English, Department of

 

Date of this Version

4-2011

Comments

A THESIS Presented to the Faculty of The Graduate College at the University of Nebraska In Partial Fulfillment of Requirements For the Degree of Master of Arts Major: English Under the Supervision of Professor Frances W. Kaye Lincoln, Nebraska April, 2011


Copyright 2011 Aubrey Streit Krug

Abstract

This essay is devoted to looking back into the life and fiction of Edythe Squier Draper, a twentieth-century writer in Oswego, Kansas. Many of Draper’s stories are set in southeastern Kansas. Through them, we gain a sense of how she attempted—and at times failed—to perceive, articulate, and adapt to her place on the Great Plains.

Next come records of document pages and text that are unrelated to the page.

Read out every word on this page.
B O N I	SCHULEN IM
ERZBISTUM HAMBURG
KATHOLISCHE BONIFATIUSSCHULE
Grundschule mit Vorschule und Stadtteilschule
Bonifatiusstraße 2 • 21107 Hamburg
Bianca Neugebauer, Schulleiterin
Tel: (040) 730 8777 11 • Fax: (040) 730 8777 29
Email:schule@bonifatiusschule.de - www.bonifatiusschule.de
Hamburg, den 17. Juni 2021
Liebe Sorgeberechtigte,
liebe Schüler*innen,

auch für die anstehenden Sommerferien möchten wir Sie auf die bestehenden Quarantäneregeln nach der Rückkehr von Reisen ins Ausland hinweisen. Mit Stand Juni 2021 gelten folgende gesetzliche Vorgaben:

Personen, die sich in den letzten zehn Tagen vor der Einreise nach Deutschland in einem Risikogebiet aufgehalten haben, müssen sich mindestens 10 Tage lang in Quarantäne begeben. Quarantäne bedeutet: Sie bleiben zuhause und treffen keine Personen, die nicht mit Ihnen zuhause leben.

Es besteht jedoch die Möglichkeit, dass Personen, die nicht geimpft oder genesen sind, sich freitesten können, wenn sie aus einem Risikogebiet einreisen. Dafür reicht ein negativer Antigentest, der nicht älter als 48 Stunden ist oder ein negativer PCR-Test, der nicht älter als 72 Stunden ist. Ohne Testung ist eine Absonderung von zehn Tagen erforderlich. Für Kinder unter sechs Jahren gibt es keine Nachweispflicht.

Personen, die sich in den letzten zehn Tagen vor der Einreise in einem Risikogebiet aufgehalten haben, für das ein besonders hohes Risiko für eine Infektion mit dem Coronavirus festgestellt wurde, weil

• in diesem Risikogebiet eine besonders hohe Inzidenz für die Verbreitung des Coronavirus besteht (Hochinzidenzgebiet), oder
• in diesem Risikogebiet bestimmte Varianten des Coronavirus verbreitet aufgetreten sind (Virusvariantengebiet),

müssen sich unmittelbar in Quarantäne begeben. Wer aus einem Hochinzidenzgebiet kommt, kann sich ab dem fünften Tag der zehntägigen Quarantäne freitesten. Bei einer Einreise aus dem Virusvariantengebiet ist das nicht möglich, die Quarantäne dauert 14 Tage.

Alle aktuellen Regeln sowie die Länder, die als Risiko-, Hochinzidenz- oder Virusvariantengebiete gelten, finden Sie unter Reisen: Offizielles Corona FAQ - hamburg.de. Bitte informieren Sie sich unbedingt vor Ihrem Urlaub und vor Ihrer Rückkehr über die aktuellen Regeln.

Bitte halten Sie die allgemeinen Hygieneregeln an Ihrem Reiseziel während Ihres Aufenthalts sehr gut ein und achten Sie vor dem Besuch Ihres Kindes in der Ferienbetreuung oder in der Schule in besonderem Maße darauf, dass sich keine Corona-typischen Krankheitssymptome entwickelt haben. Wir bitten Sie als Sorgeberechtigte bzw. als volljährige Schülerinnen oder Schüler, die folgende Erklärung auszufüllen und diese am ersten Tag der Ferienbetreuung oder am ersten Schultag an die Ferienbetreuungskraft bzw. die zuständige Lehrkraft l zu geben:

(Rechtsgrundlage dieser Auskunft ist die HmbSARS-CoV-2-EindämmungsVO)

Draper claimed the identity of a rural woman writer by writing herself into narratives of colonial, agricultural settlement, and she both complicated and perpetuated stereotypes of class and race in her fiction. By examining her and her characters’ perspective on their place in the Great Plains, we can better know the complex and problematic cultural history we have inherited. Furthermore, by considering what Draper for the most part does not do in her work—such as perceive the Native American inhabitants of her place—we can better appreciate the need for literature that challenges readers to temporally and spatially broaden their scales of perception beyond the level of an individual human character to include other human and non-human beings.